I read Will Eisner's 'Contract With God' and I've got to say that it was definitely something that made me grin as I read. I couldn't help it. All the irony added into the graphic novel was just simply entertaining. The man makes a contract with god as a child going to America. He makes a life for himself, in charge of a synagog and a child placed at his door. As he grows up, his child passes away and he finds that God broke his contract. So he 'argues' with god and throws the contract written on a rock out the window. He starts becoming a business man, buying and selling property with the deeds of the synagog. Eventually, he asks the rabbis to make him a new contract with god. Thinking he's a good man, they agree and write him up a new contract. He dies shortly after and a child outside finds his contract that he had thrown away so many years ago. The child signs the contract himself.

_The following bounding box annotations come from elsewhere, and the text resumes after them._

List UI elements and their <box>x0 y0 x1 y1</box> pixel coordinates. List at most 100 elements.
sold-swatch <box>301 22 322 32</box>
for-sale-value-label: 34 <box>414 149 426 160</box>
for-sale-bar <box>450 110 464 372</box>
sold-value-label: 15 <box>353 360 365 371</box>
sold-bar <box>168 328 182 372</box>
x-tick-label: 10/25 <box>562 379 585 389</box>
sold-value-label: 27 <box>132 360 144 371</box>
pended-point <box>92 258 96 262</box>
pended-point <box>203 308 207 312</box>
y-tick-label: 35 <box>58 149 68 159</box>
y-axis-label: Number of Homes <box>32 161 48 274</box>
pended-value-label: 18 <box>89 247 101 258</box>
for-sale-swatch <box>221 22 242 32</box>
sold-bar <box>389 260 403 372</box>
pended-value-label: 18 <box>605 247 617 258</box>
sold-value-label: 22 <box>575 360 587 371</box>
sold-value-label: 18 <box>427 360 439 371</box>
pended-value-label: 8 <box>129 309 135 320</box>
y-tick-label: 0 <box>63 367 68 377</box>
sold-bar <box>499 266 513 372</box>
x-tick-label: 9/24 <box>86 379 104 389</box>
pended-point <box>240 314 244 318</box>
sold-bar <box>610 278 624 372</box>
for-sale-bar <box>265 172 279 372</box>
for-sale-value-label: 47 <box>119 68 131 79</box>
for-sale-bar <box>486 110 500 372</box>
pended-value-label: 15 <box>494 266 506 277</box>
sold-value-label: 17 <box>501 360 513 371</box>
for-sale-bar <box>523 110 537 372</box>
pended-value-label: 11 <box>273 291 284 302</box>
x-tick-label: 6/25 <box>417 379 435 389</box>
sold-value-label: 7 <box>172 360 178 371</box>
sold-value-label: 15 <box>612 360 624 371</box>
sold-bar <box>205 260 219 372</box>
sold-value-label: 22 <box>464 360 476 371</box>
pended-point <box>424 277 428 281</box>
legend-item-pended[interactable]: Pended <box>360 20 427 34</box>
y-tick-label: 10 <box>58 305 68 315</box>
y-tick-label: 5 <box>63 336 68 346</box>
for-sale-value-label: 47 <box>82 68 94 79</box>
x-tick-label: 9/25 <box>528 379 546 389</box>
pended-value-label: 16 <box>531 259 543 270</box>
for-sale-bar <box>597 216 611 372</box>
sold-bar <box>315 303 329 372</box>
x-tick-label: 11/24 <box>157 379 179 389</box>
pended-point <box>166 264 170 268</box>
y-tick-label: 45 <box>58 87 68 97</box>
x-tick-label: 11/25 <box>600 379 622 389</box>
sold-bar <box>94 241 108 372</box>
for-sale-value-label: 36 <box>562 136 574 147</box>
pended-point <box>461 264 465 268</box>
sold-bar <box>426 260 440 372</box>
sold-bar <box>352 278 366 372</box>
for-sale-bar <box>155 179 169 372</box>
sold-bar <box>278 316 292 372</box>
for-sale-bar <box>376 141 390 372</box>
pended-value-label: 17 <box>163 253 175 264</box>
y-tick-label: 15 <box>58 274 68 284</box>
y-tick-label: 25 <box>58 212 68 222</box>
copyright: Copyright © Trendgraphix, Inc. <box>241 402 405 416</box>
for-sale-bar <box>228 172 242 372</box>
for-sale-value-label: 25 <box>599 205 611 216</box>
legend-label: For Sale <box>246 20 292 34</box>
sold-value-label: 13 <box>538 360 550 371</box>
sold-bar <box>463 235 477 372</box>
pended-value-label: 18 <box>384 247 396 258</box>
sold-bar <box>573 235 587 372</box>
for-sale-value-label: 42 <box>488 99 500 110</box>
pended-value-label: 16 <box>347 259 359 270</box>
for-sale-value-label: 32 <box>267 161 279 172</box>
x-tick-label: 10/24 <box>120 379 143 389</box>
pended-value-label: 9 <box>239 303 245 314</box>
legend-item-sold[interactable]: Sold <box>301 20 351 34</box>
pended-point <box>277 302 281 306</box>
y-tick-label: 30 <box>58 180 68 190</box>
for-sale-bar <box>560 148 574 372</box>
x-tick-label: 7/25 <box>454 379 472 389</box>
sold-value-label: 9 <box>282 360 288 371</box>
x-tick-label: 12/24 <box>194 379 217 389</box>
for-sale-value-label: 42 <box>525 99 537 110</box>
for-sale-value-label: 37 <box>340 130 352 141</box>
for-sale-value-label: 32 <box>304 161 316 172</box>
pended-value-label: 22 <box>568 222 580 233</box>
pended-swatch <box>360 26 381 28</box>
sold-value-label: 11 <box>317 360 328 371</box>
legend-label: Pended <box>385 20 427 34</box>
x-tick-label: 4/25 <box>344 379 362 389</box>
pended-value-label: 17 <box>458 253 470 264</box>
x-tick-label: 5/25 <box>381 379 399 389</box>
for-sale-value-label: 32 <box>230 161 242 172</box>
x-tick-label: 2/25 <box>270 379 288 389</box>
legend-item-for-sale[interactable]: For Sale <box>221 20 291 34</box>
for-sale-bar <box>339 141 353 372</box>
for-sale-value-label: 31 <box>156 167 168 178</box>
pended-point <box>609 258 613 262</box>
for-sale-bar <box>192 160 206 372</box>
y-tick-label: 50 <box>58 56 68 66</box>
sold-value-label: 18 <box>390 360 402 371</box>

Everything that was written I could see coming. It was an obvious thing. I think I just personally search for ironic situations in stories. So it made sense to me that everything that happened went as it did. As for Eisner himself, I think I greatly enjoy his sense of humor in his writing. It's almost tragic all the things that he puts this man through, but by the end, you just can't help thinking 'he deserved it.' Not at the beginning. It didn't seem like his daughter deserved to die. But once he grew up and started abusing his power, it just made sense that he would die. It was something I knew would happen to him. With the attitude the main character portrayed, it seemed fitting that god would be vengeful towards him.

One thing that really interested me was how the words on the page became an art form in themselves. They could become different artistic forms that worked with the page more than a simple speech bubble with words in it. I remember on one particular page, the words formed into rain drops. It just seemed that they interacted more with the pages than usual comics that I'm used to reading. It gave off more of a mood than most words usually do. Eisner knew what he was doing and clearly was an excellent story teller and artist.